Will pytorch support real ZeRO-1 natively?

Hi, I found that the torch.optim.ZeroRedundancyOptimizer does not implement the real ZeRO-1 of DeepSpeed.

the training process of torch.optim.ZeroRedundancyOptimizer is as below (correct me if I’m wrong):

  1. Calculate grad of all layers on all devices, and do the AllReduce for all grads
  2. Shard the total parameters by layer into different devices, and do the optimizing of Adam for corresponding sharded layers on certain devices.
  3. Broadcast the results of Adam optimizing, which are parameters, to the other devices.

Thus, the ZeroRedundancyOptimizer got extra communication of broadcast than the baseline.

But as I know, the steps of origin ZeRO-1 from deepspeed are:

  1. Calculate grad of all layers on all devices, and do the ReduceScatter for all grads, which result in a sharded grad tensor for each parameter tensor on every device.
  2. Optimize the corresponding parameters with sharded grad tensors
  3. Run an AllGather communication for optimized parameters

Compared to baseline, it does not have extra communication.
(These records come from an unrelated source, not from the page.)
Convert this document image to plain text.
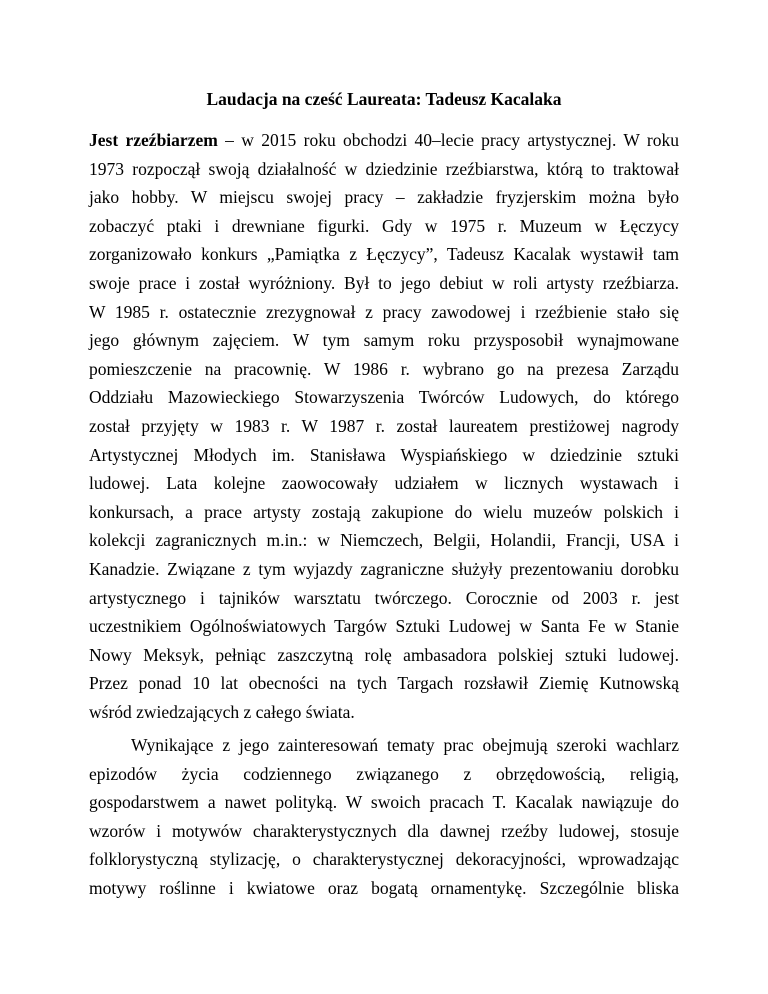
Laudacja na cześć Laureata: Tadeusz Kacalaka
Jest rzeźbiarzem – w 2015 roku obchodzi 40–lecie pracy artystycznej. W roku
1973 rozpoczął swoją działalność w dziedzinie rzeźbiarstwa, którą to traktował
jako hobby. W miejscu swojej pracy – zakładzie fryzjerskim można było
zobaczyć ptaki i drewniane figurki. Gdy w 1975 r. Muzeum w Łęczycy
zorganizowało konkurs „Pamiątka z Łęczycy”, Tadeusz Kacalak wystawił tam
swoje prace i został wyróżniony. Był to jego debiut w roli artysty rzeźbiarza.
W 1985 r. ostatecznie zrezygnował z pracy zawodowej i rzeźbienie stało się
jego głównym zajęciem. W tym samym roku przysposobił wynajmowane
pomieszczenie na pracownię. W 1986 r. wybrano go na prezesa Zarządu
Oddziału Mazowieckiego Stowarzyszenia Twórców Ludowych, do którego
został przyjęty w 1983 r. W 1987 r. został laureatem prestiżowej nagrody
Artystycznej Młodych im. Stanisława Wyspiańskiego w dziedzinie sztuki
ludowej. Lata kolejne zaowocowały udziałem w licznych wystawach i
konkursach, a prace artysty zostają zakupione do wielu muzeów polskich i
kolekcji zagranicznych m.in.: w Niemczech, Belgii, Holandii, Francji, USA i
Kanadzie. Związane z tym wyjazdy zagraniczne służyły prezentowaniu dorobku
artystycznego i tajników warsztatu twórczego. Corocznie od 2003 r. jest
uczestnikiem Ogólnoświatowych Targów Sztuki Ludowej w Santa Fe w Stanie
Nowy Meksyk, pełniąc zaszczytną rolę ambasadora polskiej sztuki ludowej.
Przez ponad 10 lat obecności na tych Targach rozsławił Ziemię Kutnowską
wśród zwiedzających z całego świata.
Wynikające z jego zainteresowań tematy prac obejmują szeroki wachlarz
epizodów życia codziennego związanego z obrzędowością, religią,
gospodarstwem a nawet polityką. W swoich pracach T. Kacalak nawiązuje do
wzorów i motywów charakterystycznych dla dawnej rzeźby ludowej, stosuje
folklorystyczną stylizację, o charakterystycznej dekoracyjności, wprowadzając
motywy roślinne i kwiatowe oraz bogatą ornamentykę. Szczególnie bliska
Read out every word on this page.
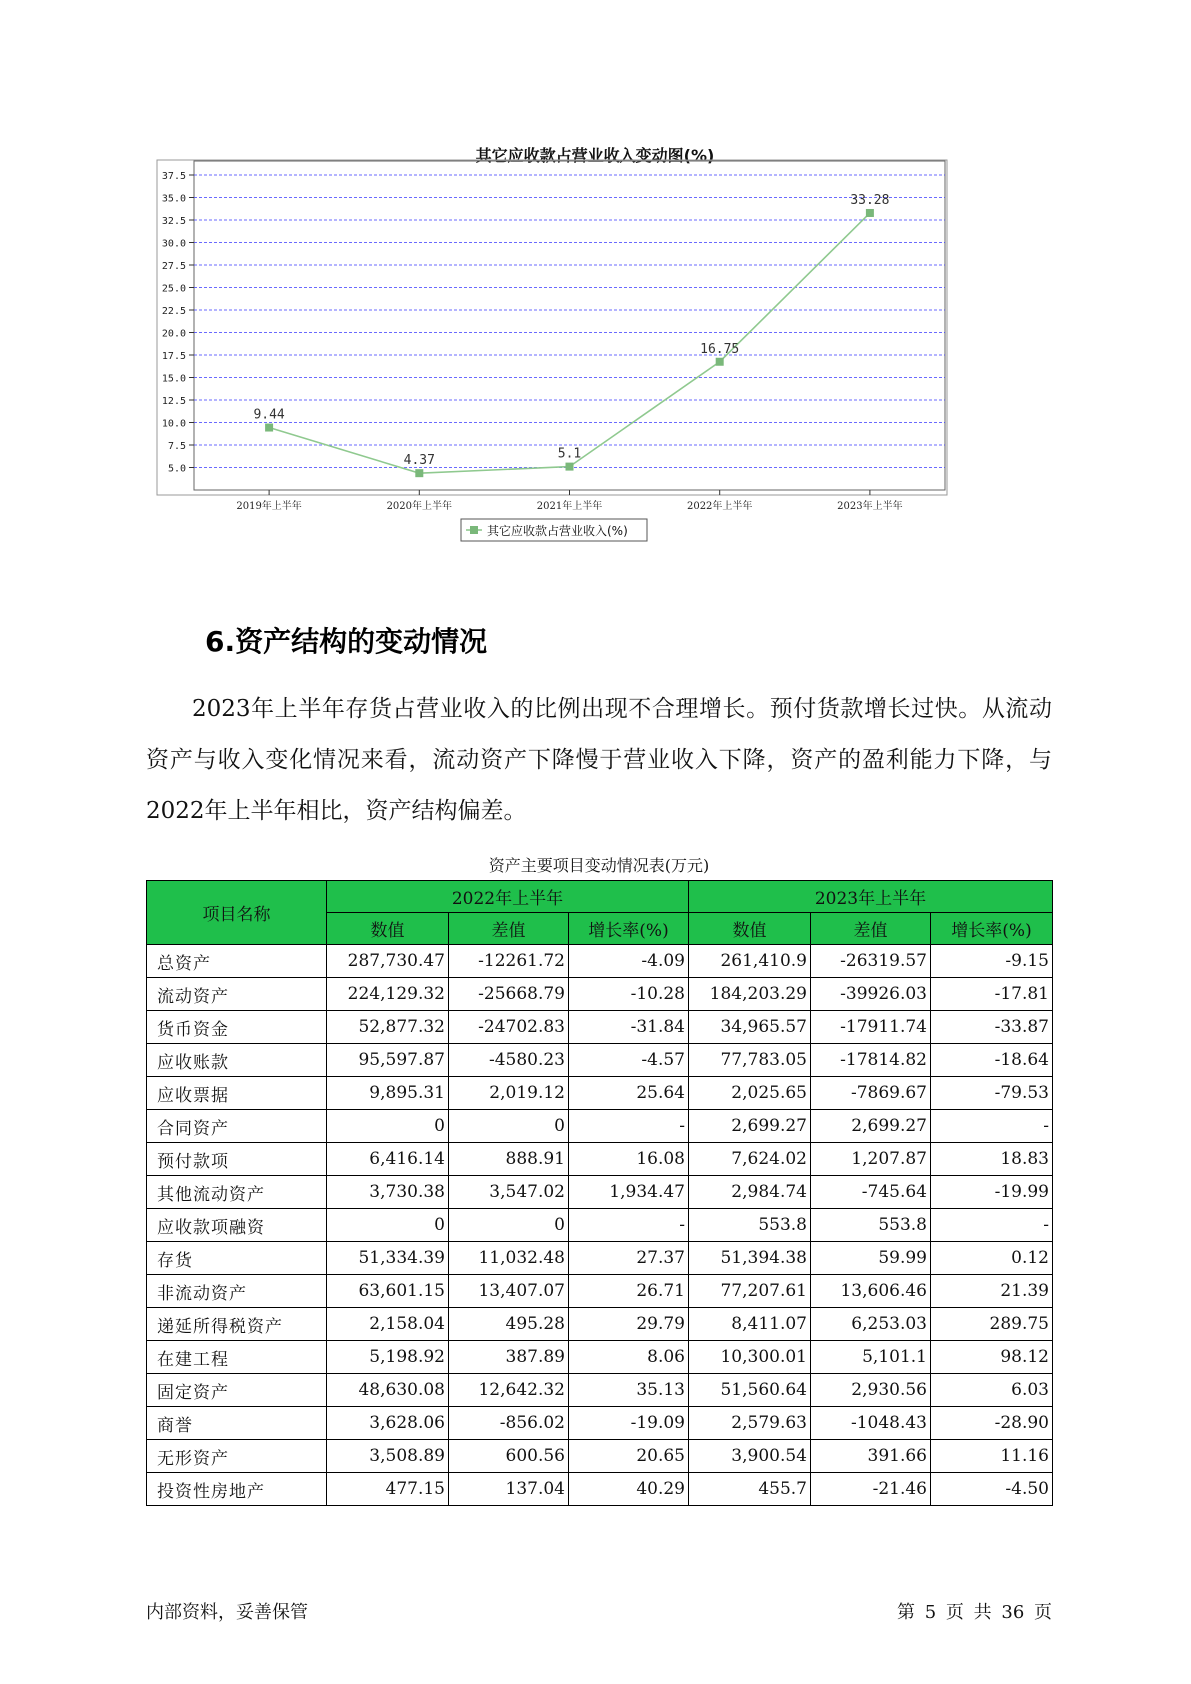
其它应收款占营业收入变动图(%)
37.5
35.0
32.5
30.0
27.5
25.0
22.5
20.0
17.5
15.0
12.5
10.0
7.5
5.0
2019年上半年	2020年上半年	2021年上半年	2022年上半年	2023年上半年
9.44
4.37	5.1
16.75
33.28
其它应收款占营业收入(%)
6.资产结构的变动情况
2023年上半年存货占营业收入的比例出现不合理增长。预付货款增长过快。从流动资产与收入变化情况来看，流动资产下降慢于营业收入下降，资产的盈利能力下降，与2022年上半年相比，资产结构偏差。
资产主要项目变动情况表(万元)
项目名称	2022年上半年			2023年上半年		
	数值	差值	增长率(%)	数值	差值	增长率(%)
总资产	287,730.47	-12261.72	-4.09	261,410.9	-26319.57	-9.15
流动资产	224,129.32	-25668.79	-10.28	184,203.29	-39926.03	-17.81
货币资金	52,877.32	-24702.83	-31.84	34,965.57	-17911.74	-33.87
应收账款	95,597.87	-4580.23	-4.57	77,783.05	-17814.82	-18.64
应收票据	9,895.31	2,019.12	25.64	2,025.65	-7869.67	-79.53
合同资产	0	0	-	2,699.27	2,699.27	-
预付款项	6,416.14	888.91	16.08	7,624.02	1,207.87	18.83
其他流动资产	3,730.38	3,547.02	1,934.47	2,984.74	-745.64	-19.99
应收款项融资	0	0	-	553.8	553.8	-
存货	51,334.39	11,032.48	27.37	51,394.38	59.99	0.12
非流动资产	63,601.15	13,407.07	26.71	77,207.61	13,606.46	21.39
递延所得税资产	2,158.04	495.28	29.79	8,411.07	6,253.03	289.75
在建工程	5,198.92	387.89	8.06	10,300.01	5,101.1	98.12
固定资产	48,630.08	12,642.32	35.13	51,560.64	2,930.56	6.03
商誉	3,628.06	-856.02	-19.09	2,579.63	-1048.43	-28.90
无形资产	3,508.89	600.56	20.65	3,900.54	391.66	11.16
投资性房地产	477.15	137.04	40.29	455.7	-21.46	-4.50
内部资料，妥善保管	第 5 页 共 36 页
So why does PyTorch implement the former design instead of the latter? Is there a road map for migration to the latter implementation?

cc @mrshenli who is the SME.

@Bean what you mentioned is like DeepSpeed Zero2 algorithm. We are releasing a new API called torch.distributed.fsdp.FullyShardedDataParallel in PyTorch 1.11, which is similar to Zero3. We are also working in progress to make it easily configed as an algorithm similar to Zero 2 as well, basically shard optimizer states and grad only, and it quires all gather in the forward pass and reduce scatter in the backward pass.

Thanks for your reply, looking forward to torch 1.11 FSDP API!